Während eines Rituals oder einer Zeremonie verschwinden die Barrieren zwischen dem einzelnen menschlichen Individuum und seiner Umwelt. Die Grenzen verwischen, und die Natur wird zum Spiegel der Seele. Da die Außenwelt nicht von der Innenwelt getrennt erlebt wird, hat alles, was uns während dieser Zeit im Außen begegnet, einen tiefen Sinn und möchte uns etwas mitteilen.

Aus diesem Grund achte ich während eines Rituals auf Synchronizitä- ten in der Natur, das heißt auf eine Gleichzeitigkeit und assoziative Verknüpfung von Phänomenen. Das Wort Synchronizität ist zusammengesetzt aus syn (»mit«, »gemeinsam«) und chronos (»Zeit«) und bedeutet »gleichzeitig« oder »zu einem Zeitpunkt in mehreren Räumen«. Für mich hat Synchronizi- tät etwas damit zu tun, die Zeichen der geistigen Welt zu lesen. Wie bereits erwähnt, wird in der Anderswelt häufig Synchronizität erlebt, da alles miteinander verbunden und verwoben ist und wir im Bewusstsein dieser anderen Welt ein klares Gewahrsein dafür haben. Das Leben in seiner perfekten Choreografie zeigt uns diese Allverbundenheit aber immer wieder auch im Alltäglichen auf.

Ein kleines Beispiel für eine Synchronizität im Alltag: Ich fuhr mit dem Auto eine Landstraße entlang und dachte, angeregt durch den frühen Tod eines Bekannten, über die Endlichkeit des Lebens nach. Da lief eine kleine Maus auf die Fahrbahn. Zum Glück war die Straße frei, und da ich langsam fuhr, war es mir möglich, ihr auszuweichen.

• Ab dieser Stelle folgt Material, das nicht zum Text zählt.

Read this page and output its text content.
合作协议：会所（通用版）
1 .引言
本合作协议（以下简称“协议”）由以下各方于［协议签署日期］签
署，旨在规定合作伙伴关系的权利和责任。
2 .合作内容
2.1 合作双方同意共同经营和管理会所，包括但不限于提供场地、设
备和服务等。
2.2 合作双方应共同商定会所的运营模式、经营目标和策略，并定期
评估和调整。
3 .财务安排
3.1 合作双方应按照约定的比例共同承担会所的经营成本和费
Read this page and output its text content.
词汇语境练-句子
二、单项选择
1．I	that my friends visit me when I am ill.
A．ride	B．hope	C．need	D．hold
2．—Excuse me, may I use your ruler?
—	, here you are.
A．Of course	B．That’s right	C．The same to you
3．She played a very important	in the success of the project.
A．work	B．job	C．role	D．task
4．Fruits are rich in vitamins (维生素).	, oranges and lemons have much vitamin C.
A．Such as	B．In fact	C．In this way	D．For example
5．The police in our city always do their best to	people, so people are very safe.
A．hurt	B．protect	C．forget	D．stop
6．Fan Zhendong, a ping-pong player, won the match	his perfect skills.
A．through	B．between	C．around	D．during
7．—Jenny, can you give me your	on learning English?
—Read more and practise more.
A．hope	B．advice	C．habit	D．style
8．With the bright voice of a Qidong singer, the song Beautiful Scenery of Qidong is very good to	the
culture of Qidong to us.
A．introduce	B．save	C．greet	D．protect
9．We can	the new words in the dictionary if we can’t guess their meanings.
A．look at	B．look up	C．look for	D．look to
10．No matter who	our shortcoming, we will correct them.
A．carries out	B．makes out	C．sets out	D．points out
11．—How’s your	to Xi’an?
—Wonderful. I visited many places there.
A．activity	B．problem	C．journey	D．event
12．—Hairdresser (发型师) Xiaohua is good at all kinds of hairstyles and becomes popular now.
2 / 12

Im Rückspiegel sah ich, dass die kleine Maus wohlauf war – im gleichen Moment stürzte sich ein Bussard auf die Straße, erwischte die Maus und flog mit ihr davon. In mir stieg der Satz auf: »Für die Maus war es Zeit zu sterben.« Eine wunderbare Choreografie im Raum der Gleichzeitigkeiten, mit einer tiefen Lehre über den Tod und das Leben.

Manchmal genügt es, einfach nur wach zu sein, und schon öffnet sich ein Tor, und die gesamte Mitwelt spricht mit uns. Letztlich ist es nur eine kleine Veränderung des Blickwinkels, aus dem heraus wir alles neu wahrnehmen. »It’s only a little shift«, wie Schamanen oft sagen, aber diese kleine Veränderung bewirkt viel, sie schafft Raum für Neues.

Synchronizitäten in der Natur

Grünes Dämmerlicht und Stille umfingen uns, während eine Freundin und ich im Wald spazieren gingen. Der Wald war dunkel, eine für die Gegend typische Fichtenmonokultur. Wir bogen von der Forststraße ab und folgten einem verwurzelten, wenig kultivierten Pfad, während wir uns intensiv unterhielten.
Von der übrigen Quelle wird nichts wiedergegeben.